O funcionário de manutenção Wallace Palmeiras afirmou que o prédio onde funciona o restaurante Jamile, do chef Henrique Fogaça, já apresentava rachaduras no teto e nas paredes desde 2024. Segundo ele, os donos do imóvel foram avisados sobre os problemas estruturais. O desabamento, ocorrido nesta quarta (8), deixou uma mulher morta e outras cinco pessoas feridas.

Em entrevista à coluna de Mônica Bergamo na Folha de S.Paulo, Wallace contou que chegou ao restaurante cerca de dez minutos antes do desabamento do mezanino, que caiu sobre funcionários que se preparavam para abrir o estabelecimento.

“A mulher que morreu e os feridos trabalhavam lá. O restaurante ainda não estava aberto ao público”, disse o funcionário, que aguardava notícias de um colega soterrado. O restaurante está localizado na região da Bela Vista, no centro de São Paulo.

Segundo os bombeiros, cerca de 20 pessoas estavam no local no momento do acidente. A mulher que morreu foi encontrada sob os escombros e sofreu uma parada cardiorrespiratória. Outro funcionário, que também ficou preso sob a estrutura, foi resgatado com vida e levado ao Hospital das Clínicas.

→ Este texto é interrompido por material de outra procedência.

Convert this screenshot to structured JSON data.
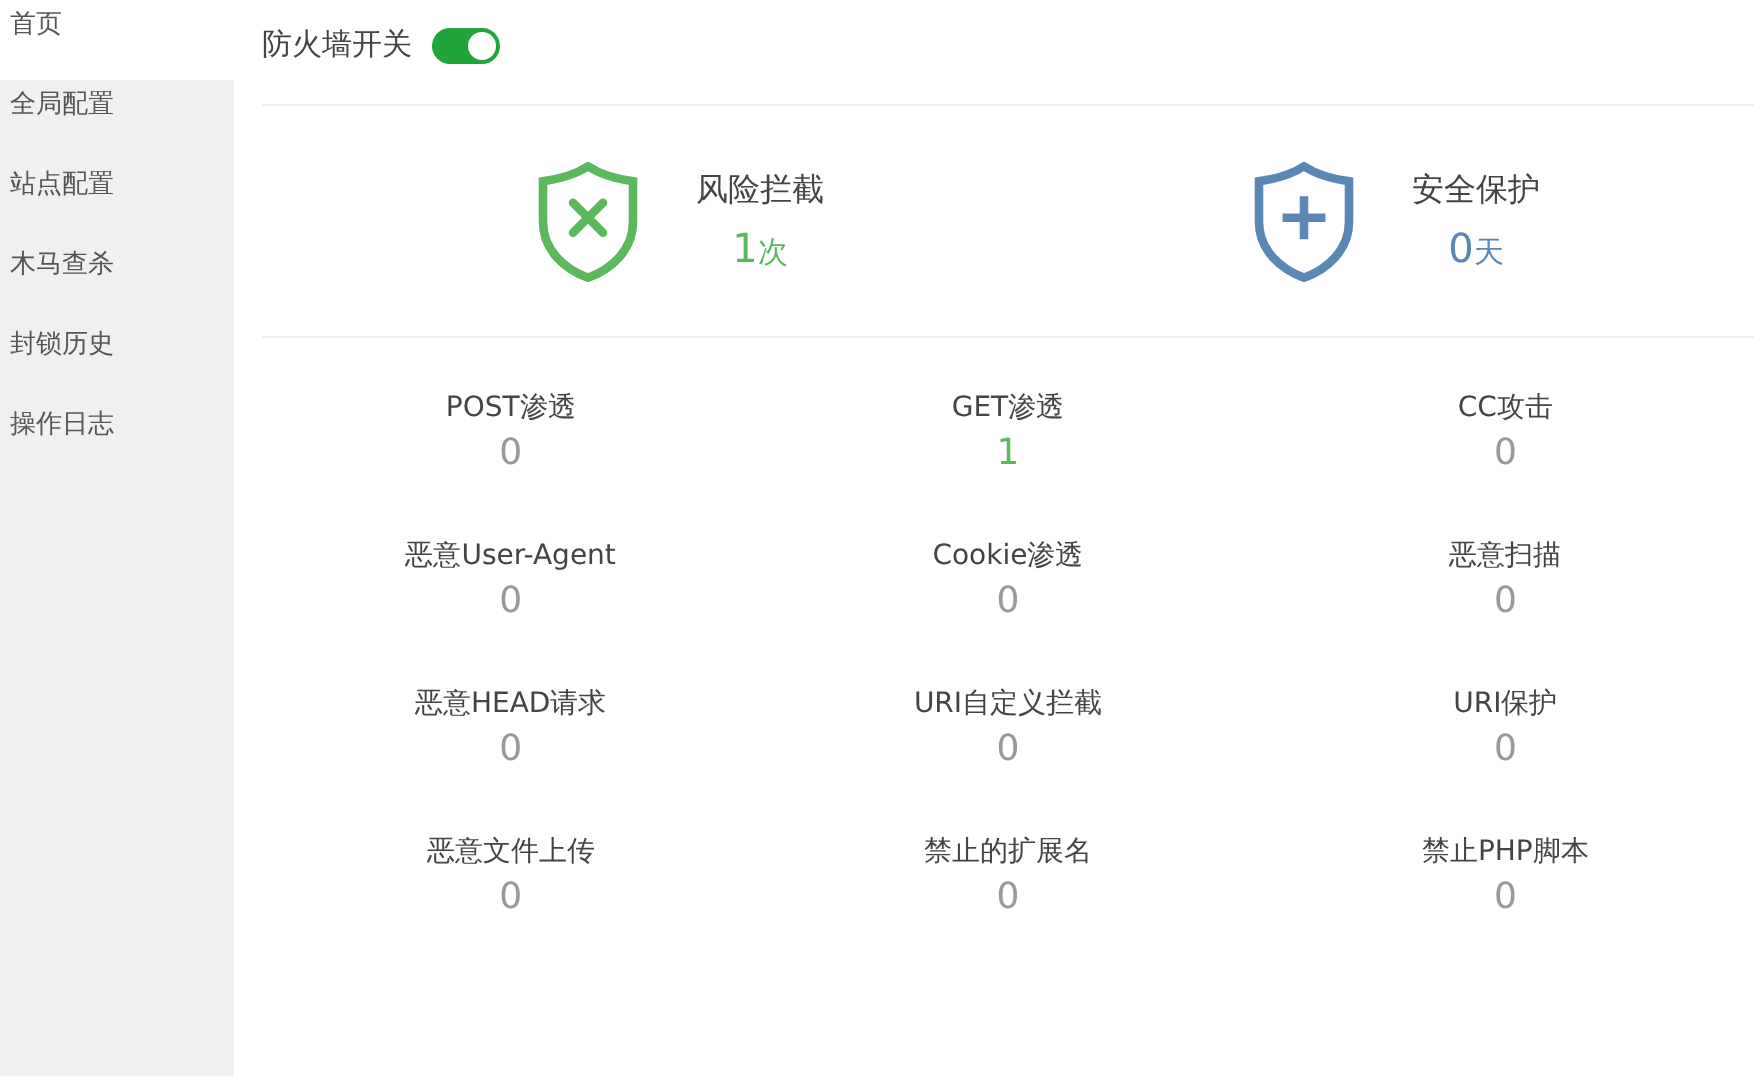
{
  "sidebar": {
    "items": [
      {
        "label": "首页",
        "selected": true
      },
      {
        "label": "全局配置",
        "selected": false
      },
      {
        "label": "站点配置",
        "selected": false
      },
      {
        "label": "木马查杀",
        "selected": false
      },
      {
        "label": "封锁历史",
        "selected": false
      },
      {
        "label": "操作日志",
        "selected": false
      }
    ]
  },
  "firewall_switch": {
    "label": "防火墙开关",
    "on": true
  },
  "summary": [
    {
      "kind": "block",
      "title": "风险拦截",
      "count": "1",
      "unit": "次",
      "color": "#5cb85c"
    },
    {
      "kind": "protect",
      "title": "安全保护",
      "count": "0",
      "unit": "天",
      "color": "#5b87b4"
    }
  ],
  "stats": [
    {
      "label": "POST渗透",
      "value": "0",
      "hit": false
    },
    {
      "label": "GET渗透",
      "value": "1",
      "hit": true
    },
    {
      "label": "CC攻击",
      "value": "0",
      "hit": false
    },
    {
      "label": "恶意User-Agent",
      "value": "0",
      "hit": false
    },
    {
      "label": "Cookie渗透",
      "value": "0",
      "hit": false
    },
    {
      "label": "恶意扫描",
      "value": "0",
      "hit": false
    },
    {
      "label": "恶意HEAD请求",
      "value": "0",
      "hit": false
    },
    {
      "label": "URI自定义拦截",
      "value": "0",
      "hit": false
    },
    {
      "label": "URI保护",
      "value": "0",
      "hit": false
    },
    {
      "label": "恶意文件上传",
      "value": "0",
      "hit": false
    },
    {
      "label": "禁止的扩展名",
      "value": "0",
      "hit": false
    },
    {
      "label": "禁止PHP脚本",
      "value": "0",
      "hit": false
    }
  ]
}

As demais vítimas foram encaminhadas para diferentes unidades de saúde: uma ao Pronto-Socorro São Paulo, duas para as UPAs da Vila Mariana e Vergueiro, e outra foi socorrida pelo Samu. O Corpo de Bombeiros informou que o imóvel possuía Certificado de Licenciamento (CLCB) válido e que o caso será investigado pela Polícia Civil e pela Defesa Civil.

Bombeiros socorrem vítimas de explosão no restaurante Jamile. Foto: Reprodução

Em nota, Henrique Fogaça lamentou o acidente e disse que “manifesta sua solidariedade integral às vítimas e a seus familiares, reafirmando que sua principal preocupação neste momento é o bem-estar de todos os envolvidos”.

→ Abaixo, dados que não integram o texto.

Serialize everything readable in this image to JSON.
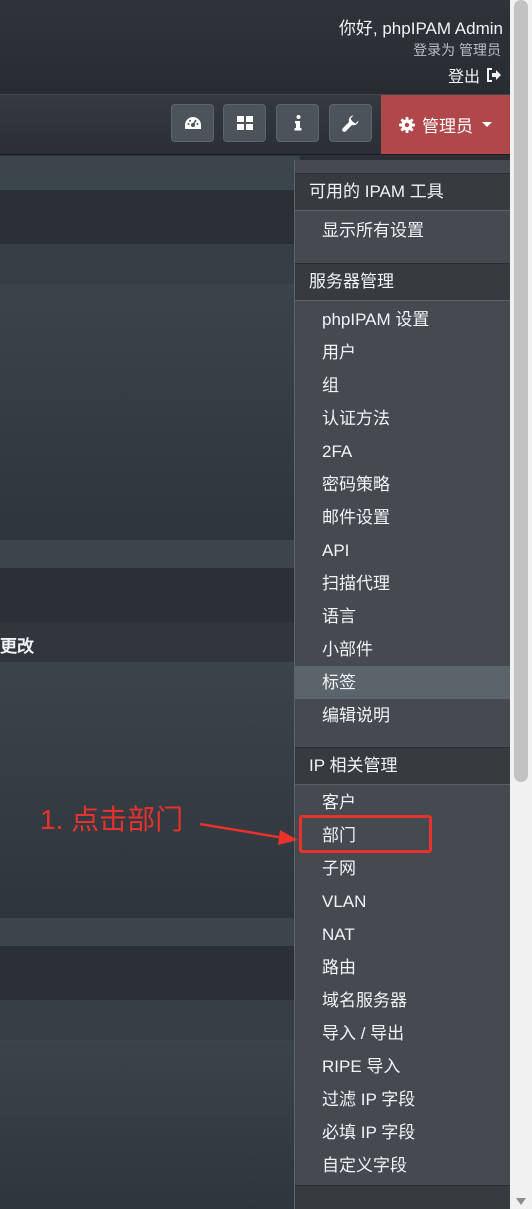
{
  "header": {
    "greeting": "你好, phpIPAM Admin",
    "logged_in_as": "登录为  管理员",
    "logout_label": "登出"
  },
  "toolbar": {
    "buttons": [
      {
        "icon": "dashboard-icon"
      },
      {
        "icon": "grid-icon"
      },
      {
        "icon": "info-icon"
      },
      {
        "icon": "wrench-icon"
      }
    ],
    "admin_label": "管理员",
    "admin_color": "#b0474a"
  },
  "background": {
    "partial_text": "更改"
  },
  "menu": {
    "sections": [
      {
        "title": "可用的 IPAM 工具",
        "items": [
          "显示所有设置"
        ]
      },
      {
        "title": "服务器管理",
        "items": [
          "phpIPAM 设置",
          "用户",
          "组",
          "认证方法",
          "2FA",
          "密码策略",
          "邮件设置",
          "API",
          "扫描代理",
          "语言",
          "小部件",
          "标签",
          "编辑说明"
        ]
      },
      {
        "title": "IP 相关管理",
        "items": [
          "客户",
          "部门",
          "子网",
          "VLAN",
          "NAT",
          "路由",
          "域名服务器",
          "导入 / 导出",
          "RIPE 导入",
          "过滤 IP 字段",
          "必填 IP 字段",
          "自定义字段"
        ]
      }
    ],
    "active_item": "标签"
  },
  "annotation": {
    "text": "1. 点击部门",
    "color": "#e8322b",
    "target": "部门"
  }
}
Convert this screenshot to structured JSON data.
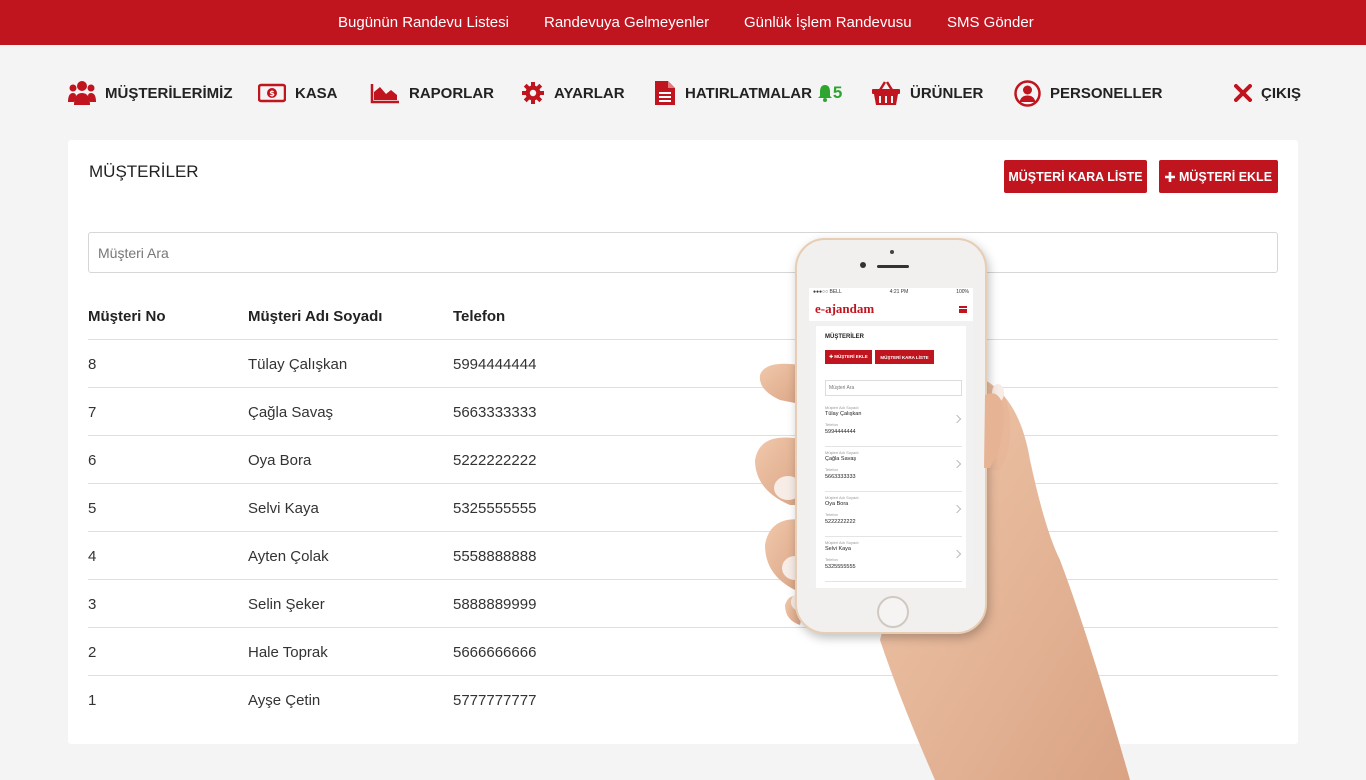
{
  "topnav": {
    "links": [
      "Bugünün Randevu Listesi",
      "Randevuya Gelmeyenler",
      "Günlük İşlem Randevusu",
      "SMS Gönder"
    ]
  },
  "mainnav": {
    "items": [
      "MÜŞTERİLERİMİZ",
      "KASA",
      "RAPORLAR",
      "AYARLAR",
      "HATIRLATMALAR",
      "ÜRÜNLER",
      "PERSONELLER"
    ],
    "reminder_count": "5",
    "logout": "ÇIKIŞ"
  },
  "page": {
    "title": "MÜŞTERİLER",
    "blacklist_button": "MÜŞTERİ KARA LİSTE",
    "add_button": "MÜŞTERİ EKLE",
    "search_placeholder": "Müşteri Ara"
  },
  "table": {
    "headers": [
      "Müşteri No",
      "Müşteri Adı Soyadı",
      "Telefon"
    ],
    "rows": [
      [
        "8",
        "Tülay Çalışkan",
        "5994444444"
      ],
      [
        "7",
        "Çağla Savaş",
        "5663333333"
      ],
      [
        "6",
        "Oya Bora",
        "5222222222"
      ],
      [
        "5",
        "Selvi Kaya",
        "5325555555"
      ],
      [
        "4",
        "Ayten Çolak",
        "5558888888"
      ],
      [
        "3",
        "Selin Şeker",
        "5888889999"
      ],
      [
        "2",
        "Hale Toprak",
        "5666666666"
      ],
      [
        "1",
        "Ayşe Çetin",
        "5777777777"
      ]
    ]
  },
  "phone": {
    "carrier": "●●●○○ BELL",
    "time": "4:21 PM",
    "battery": "100%",
    "logo": "e-ajandam",
    "title": "MÜŞTERİLER",
    "add_button": "✚ MÜŞTERİ EKLE",
    "blacklist_button": "MÜŞTERİ KARA LİSTE",
    "search_placeholder": "Müşteri Ara",
    "name_label": "Müşteri Adı Soyadı",
    "phone_label": "Telefon",
    "items": [
      {
        "name": "Tülay Çalışkan",
        "phone": "5994444444"
      },
      {
        "name": "Çağla Savaş",
        "phone": "5663333333"
      },
      {
        "name": "Oya Bora",
        "phone": "5222222222"
      },
      {
        "name": "Selvi Kaya",
        "phone": "5325555555"
      }
    ]
  },
  "colors": {
    "brand_red": "#c0141f",
    "badge_green": "#2ea52e"
  }
}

O Jamile ocupa um prédio de três andares, reformado em 2015. A cozinha ficava no segundo piso, junto ao depósito e à área administrativa. O espaço era conhecido pelo projeto arquitetônico com tijolos à vista e grandes janelas, além de objetos decorativos trazidos pelos sócios de viagens internacionais.

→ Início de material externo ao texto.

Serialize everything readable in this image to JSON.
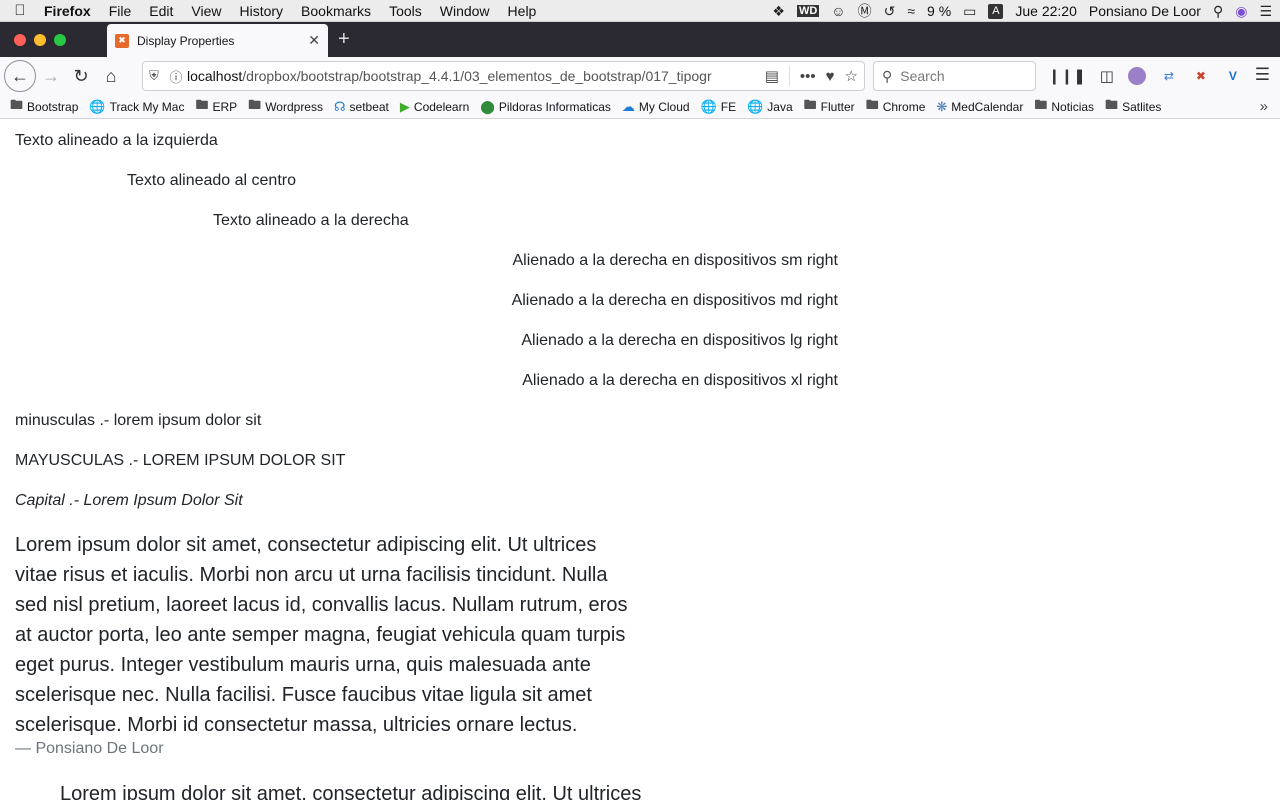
{
  "menubar": {
    "app": "Firefox",
    "items": [
      "File",
      "Edit",
      "View",
      "History",
      "Bookmarks",
      "Tools",
      "Window",
      "Help"
    ],
    "battery": "9 %",
    "input_source": "A",
    "clock": "Jue 22:20",
    "user": "Ponsiano De Loor"
  },
  "tab": {
    "title": "Display Properties"
  },
  "urlbar": {
    "host": "localhost",
    "path": "/dropbox/bootstrap/bootstrap_4.4.1/03_elementos_de_bootstrap/017_tipogr"
  },
  "search": {
    "placeholder": "Search"
  },
  "bookmarks": [
    {
      "label": "Bootstrap",
      "icon": "folder-icon"
    },
    {
      "label": "Track My Mac",
      "icon": "globe-icon"
    },
    {
      "label": "ERP",
      "icon": "folder-icon"
    },
    {
      "label": "Wordpress",
      "icon": "folder-icon"
    },
    {
      "label": "setbeat",
      "icon": "headphones-icon"
    },
    {
      "label": "Codelearn",
      "icon": "codelearn-icon"
    },
    {
      "label": "Pildoras Informaticas",
      "icon": "pildoras-icon"
    },
    {
      "label": "My Cloud",
      "icon": "cloud-icon"
    },
    {
      "label": "FE",
      "icon": "globe-icon"
    },
    {
      "label": "Java",
      "icon": "globe-icon"
    },
    {
      "label": "Flutter",
      "icon": "folder-icon"
    },
    {
      "label": "Chrome",
      "icon": "folder-icon"
    },
    {
      "label": "MedCalendar",
      "icon": "medcalendar-icon"
    },
    {
      "label": "Noticias",
      "icon": "folder-icon"
    },
    {
      "label": "Satlites",
      "icon": "folder-icon"
    }
  ],
  "content": {
    "left": "Texto alineado a la izquierda",
    "center": "Texto alineado al centro",
    "right": "Texto alineado a la derecha",
    "sm_right": "Alienado a la derecha en dispositivos sm right",
    "md_right": "Alienado a la derecha en dispositivos md right",
    "lg_right": "Alienado a la derecha en dispositivos lg right",
    "xl_right": "Alienado a la derecha en dispositivos xl right",
    "lowercase": "minusculas .- lorem ipsum dolor sit",
    "uppercase": "MAYUSCULAS .- LOREM IPSUM DOLOR SIT",
    "capitalize": "Capital .- Lorem Ipsum Dolor Sit",
    "lead": "Lorem ipsum dolor sit amet, consectetur adipiscing elit. Ut ultrices vitae risus et iaculis. Morbi non arcu ut urna facilisis tincidunt. Nulla sed nisl pretium, laoreet lacus id, convallis lacus. Nullam rutrum, eros at auctor porta, leo ante semper magna, feugiat vehicula quam turpis eget purus. Integer vestibulum mauris urna, quis malesuada ante scelerisque nec. Nulla facilisi. Fusce faucibus vitae ligula sit amet scelerisque. Morbi id consectetur massa, ultricies ornare lectus.",
    "author": "— Ponsiano De Loor",
    "lead2": "Lorem ipsum dolor sit amet, consectetur adipiscing elit. Ut ultrices"
  }
}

Inicialmente, os bombeiros suspeitaram que o desabamento poderia ter sido causado por explosão de gás, mas a hipótese foi descartada pelo capitão Maycon Cristo. “Não teve explosão nenhuma. O mezanino cedeu”.

Segundo ele, não houve vazamento de gás nem incêndio. Duas vítimas tiveram lesões nas costas e uma apresentou dificuldade para respirar, enquanto outras sofreram escoriações leves.